WATSON, LA (WAFB) - North Live Oak Elementary, in Livingston Parish, was built less than ten years ago. It holds 900 students and already they're adding on to it, but not because they've run out of space.
Tonya Dean, a fourth grade teacher at the school, says Friday when the students left the school they saw some panels going up, but had no idea what they were.
"They were asking 'What are the mirrors going on top of the school for? What are those big windows?'" Dean said.
The solar panels are part of a project to teach students about conservation.
"We can teach them about solar panels, but until they see them and how they work, how they apply it's just not something that is important to them," said another teacher, Jamie Griffin.
Both Griffin and Dean came up with the idea to install the solar panels. The two teachers are graduate students at Southeastern Louisiana University.
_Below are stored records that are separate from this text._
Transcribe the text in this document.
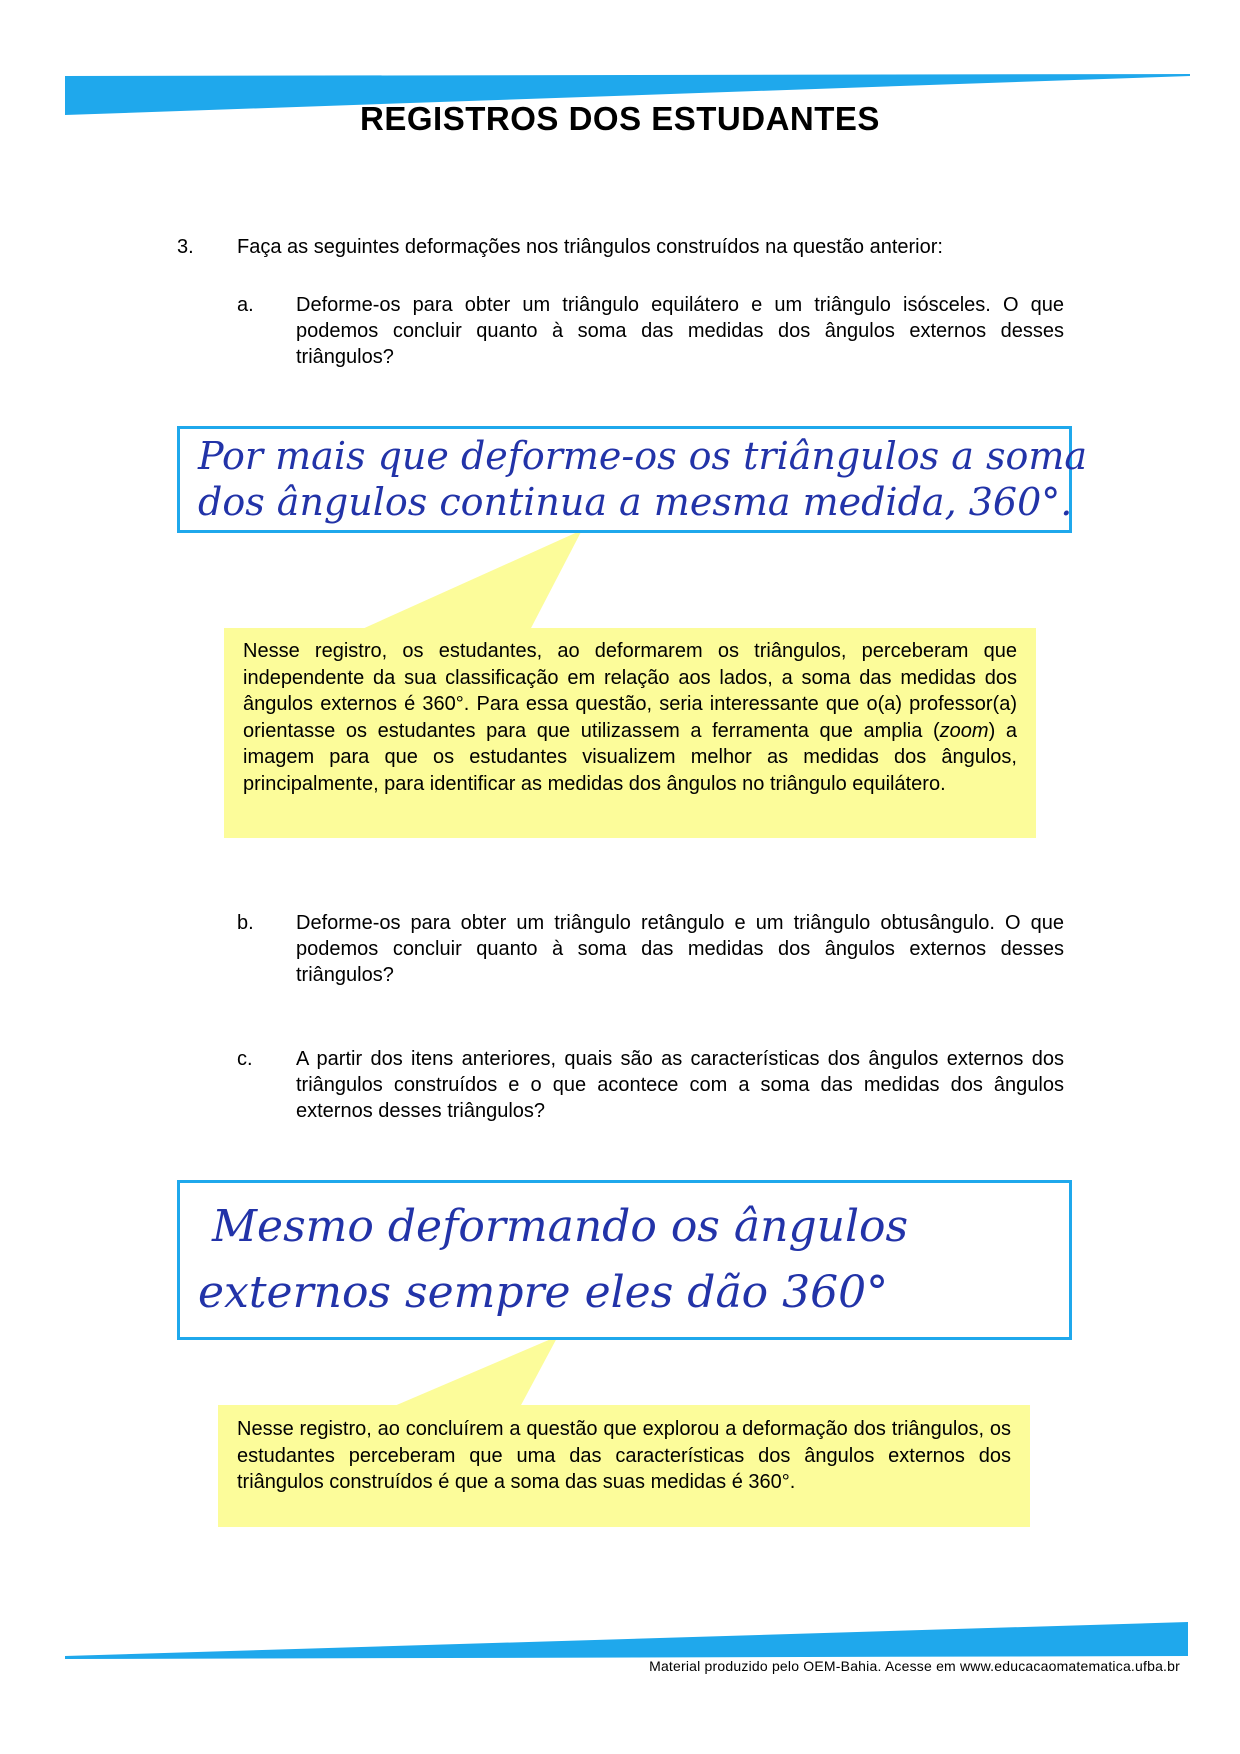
REGISTROS DOS ESTUDANTES
3.	Faça as seguintes deformações nos triângulos construídos na questão anterior:
a.	Deforme-os para obter um triângulo equilátero e um triângulo isósceles. O que podemos concluir quanto à soma das medidas dos ângulos externos desses triângulos?
Por mais que deforme-os os triângulos a soma
dos ângulos continua a mesma medida, 360°.
Nesse registro, os estudantes, ao deformarem os triângulos, perceberam que independente da sua classificação em relação aos lados, a soma das medidas dos ângulos externos é 360°. Para essa questão, seria interessante que o(a) professor(a) orientasse os estudantes para que utilizassem a ferramenta que amplia (zoom) a imagem para que os estudantes visualizem melhor as medidas dos ângulos, principalmente, para identificar as medidas dos ângulos no triângulo equilátero.
b.	Deforme-os para obter um triângulo retângulo e um triângulo obtusângulo. O que podemos concluir quanto à soma das medidas dos ângulos externos desses triângulos?
c.	A partir dos itens anteriores, quais são as características dos ângulos externos dos triângulos construídos e o que acontece com a soma das medidas dos ângulos externos desses triângulos?
Mesmo deformando os ângulos
externos sempre eles dão 360°
Nesse registro, ao concluírem a questão que explorou a deformação dos triângulos, os estudantes perceberam que uma das características dos ângulos externos dos triângulos construídos é que a soma das suas medidas é 360°.
Material produzido pelo OEM-Bahia. Acesse em www.educacaomatematica.ufba.br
They will finish in December with a Masters in Administration and Leadership, but needed to do a project to complete the requirements for the degree.
As math and science teachers, they picked a project that could be incorporated into several subject areas.
"We can look at kilowatt hours produced on our monitoring system and from there use the current rate of electricity, which is an average nine cents a kilowatt hour, and create a math problem out of that," said Griffin.
During a class Monday afternoon, Griffin pulled up a monitoring site that shows how much energy the panels are helping conserve throughout the day.
"If it's 76.9 kilowatt hours, what could I do to figure out how much money I've saved?" Griffin asked the class.
On average, the panels should save about $600 annually.
A Baton Rouge company called Optimize Solar installed the solar panels. They also helped share the cost of the project. Griffin and Dean say they are hoping to have more installed during the year.
Dean says their hope is that teachers will use the monitoring site to keep all the children connected to the project. There are also plans to use this project to teach other lessons in saving. Griffin says October will be about alternative energy, November about recycling and water conservation in April. A big Earth Day celebration is being planned to end the studies, next year.
Along the way student will be taught little tips that will stick with them for a lifetime. For example, Griffin says recycling a single aluminum can will save enough energy to run a television for ten hours.
What they are also hoping, students will learn the value of saving and take home what they learn and teach their parents.
So far, in the five days the solar panels have been on the school, Griffin says according to the monitoring program, they've saved enough energy to power two homes.